MONDEÉtats-Unis: Les vidéos embarquées, nouvelle arme contre les violences policières?

États-Unis: Les vidéos embarquées, nouvelle arme contre les violences policières?

MONDEProposée par Barack Obama après les émeutes de Ferguson, cette solution est déjà remise en cause par la diffusion des images de la mort d'Eric Garner...
Romain Lescurieux

Romain Lescurieux

Réelle avancée technologique en faveur de la justice ou pétard mouillé? Il y a une semaine, Barack Obama a proposé d'investir 263 millions de dollars sur trois ans, pour équiper les policiers américains de caméras embarquées. «Nous avons constaté que, dans de nombreux cas, ces programmes étaient très utiles», avait alors souligné Josh Earnest, porte-parole de la Maison Blanche, en mentionnant l’attentat de Boston. Ce montant comportera un programme de 75 millions de dollars permettant de cofinancer, en partenariat avec les autorités locales, jusqu'à 50.000 caméras embarquées.

Le but: offrir plus de transparence lors de leurs interventions, alors que l'absence d'enregistrement lors du drame de Ferguson a contraint la justice à s'appuyer sur des témoignages contradictoires. Mais une récente décision semble déjà remettre en cause le système des «body cameras».

«Cette vidéo n’a pas suffi à persuader un grand jury»

En effet, un grand jury new-yorkais a décidé, mercredi 3 décembre, de ne pas renvoyer Daniel Pantaleo, agent de police, devant un tribunal pour la mort par étouffement en juillet 2014, d'un homme noir, Eric Garner. C’est le deuxième rejet de ce type en moins de quinze jours. «Après délibération sur les éléments de l'enquête qui lui a été présentée, le grand jury a trouvé qu'il n'y avait pas de cause raisonnable de voter pour une inculpation», a mentionné le procureur de Staten Island, Daniel Donovan.
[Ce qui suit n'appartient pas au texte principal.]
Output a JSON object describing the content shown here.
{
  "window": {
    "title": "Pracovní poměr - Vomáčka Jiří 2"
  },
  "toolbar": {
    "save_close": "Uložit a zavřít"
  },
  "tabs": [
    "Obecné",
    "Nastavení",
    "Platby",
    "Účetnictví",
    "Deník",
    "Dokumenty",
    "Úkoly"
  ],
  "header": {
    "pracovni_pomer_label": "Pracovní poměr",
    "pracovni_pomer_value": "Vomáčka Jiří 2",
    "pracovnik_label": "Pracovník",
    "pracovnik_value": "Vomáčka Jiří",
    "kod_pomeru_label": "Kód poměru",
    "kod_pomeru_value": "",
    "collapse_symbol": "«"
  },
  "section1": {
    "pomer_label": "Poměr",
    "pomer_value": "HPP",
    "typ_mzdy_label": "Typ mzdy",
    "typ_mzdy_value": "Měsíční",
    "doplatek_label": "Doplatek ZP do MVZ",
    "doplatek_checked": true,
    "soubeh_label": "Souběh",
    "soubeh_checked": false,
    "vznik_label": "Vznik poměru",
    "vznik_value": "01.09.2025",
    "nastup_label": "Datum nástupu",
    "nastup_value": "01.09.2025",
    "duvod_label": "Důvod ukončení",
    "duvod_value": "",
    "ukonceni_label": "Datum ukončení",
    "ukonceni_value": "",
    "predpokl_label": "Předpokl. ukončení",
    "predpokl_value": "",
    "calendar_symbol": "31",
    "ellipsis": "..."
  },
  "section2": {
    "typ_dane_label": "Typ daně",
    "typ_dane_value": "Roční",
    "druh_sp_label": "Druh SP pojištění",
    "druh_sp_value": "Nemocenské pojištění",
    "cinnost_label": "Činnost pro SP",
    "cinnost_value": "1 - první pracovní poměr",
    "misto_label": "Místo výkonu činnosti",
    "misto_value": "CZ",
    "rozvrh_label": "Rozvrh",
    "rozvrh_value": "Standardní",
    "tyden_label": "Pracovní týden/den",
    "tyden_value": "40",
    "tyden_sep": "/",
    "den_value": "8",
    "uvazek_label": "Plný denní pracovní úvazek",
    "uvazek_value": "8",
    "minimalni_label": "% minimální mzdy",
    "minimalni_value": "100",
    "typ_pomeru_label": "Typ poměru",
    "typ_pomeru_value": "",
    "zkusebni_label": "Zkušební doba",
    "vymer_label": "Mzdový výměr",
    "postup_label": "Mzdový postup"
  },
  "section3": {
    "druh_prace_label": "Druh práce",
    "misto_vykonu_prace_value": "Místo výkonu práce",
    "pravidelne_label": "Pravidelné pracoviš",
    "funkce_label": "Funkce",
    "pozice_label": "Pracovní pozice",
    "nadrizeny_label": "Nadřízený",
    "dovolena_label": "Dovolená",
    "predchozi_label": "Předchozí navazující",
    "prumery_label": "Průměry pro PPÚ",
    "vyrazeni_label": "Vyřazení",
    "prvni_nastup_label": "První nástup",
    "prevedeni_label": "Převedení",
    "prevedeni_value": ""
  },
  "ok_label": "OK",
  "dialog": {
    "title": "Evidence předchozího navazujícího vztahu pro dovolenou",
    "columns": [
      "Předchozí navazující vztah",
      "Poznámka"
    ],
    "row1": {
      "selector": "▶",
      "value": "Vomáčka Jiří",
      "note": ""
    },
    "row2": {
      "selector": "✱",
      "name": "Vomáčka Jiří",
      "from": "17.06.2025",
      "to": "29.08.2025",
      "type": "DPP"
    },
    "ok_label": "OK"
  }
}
Pourtant, une séquence filmée de la scène existe bel et bien.

Pour Business Week, «cette vidéo n'a pas suffi à persuader [le grand jury] de renvoyer devant un tribunal l'agent qui a aidé à arrêter Garner, âgé de 43 ans et soupçonné de vendre illégalement des cigarettes». Alors, dans ce contexte, que pourront apporter de plus ces fameuses caméras, approuvées même par la principale association de défense des libertés civiles, l’ACLU (American civil liberties union)? «C’est un petit pas en faveur de la transparence, mais ça ne réglera pas les problèmes et ça ne modifiera pas profondément les décisions des grands jurys américains», explique Denis Lacorne, spécialiste de l’histoire politique des Etats-Unis au CERI (Centre d'études et de recherches internationales).

«Toujours un risque qu’elles ne soient pas branchées»

Différents systèmes sont actuellement testés dans certaines villes américaines. A Laurel, dans le Maryland, la police affirme que cette technologie a été bien reçue par la population et a fait chuter le nombre de plaintes déposées contre des officiers. A Rialto - première ville à avoir équipé la police de caméra – William Farrar, commissaire de la ville, ne cache toutefois pas auprès du Monde que le port de caméras n’aurait probablement pas évité le drame de Ferguson: «En adoptant les caméras, la police montre qu’elle n’a rien à cacher. Mais cela ne suffit pas. La transparence, la confiance et la légitimité sont des questions sur lesquelles il faut d’abord travailler».

«C’est évidemment mieux d’avoir une vidéo que rien du tout mais l’exemple de l’affaire Garner/Pantaleo prouve qu’une séquence filmée n’est qu’une preuve parmi d’autres et qu'elle n’est pas déterminante. Et ce sera pareil, même avec une vidéo filmée par la police», estime Denis Lacorne. «D’autant, qu’il y a toujours un risque que ces caméras ne fonctionnent pas au moment crucial ou qu’elles ne soient pas branchées». En l’occurrence, cet aspect n’est pas obligatoire dans la plupart des «villes tests».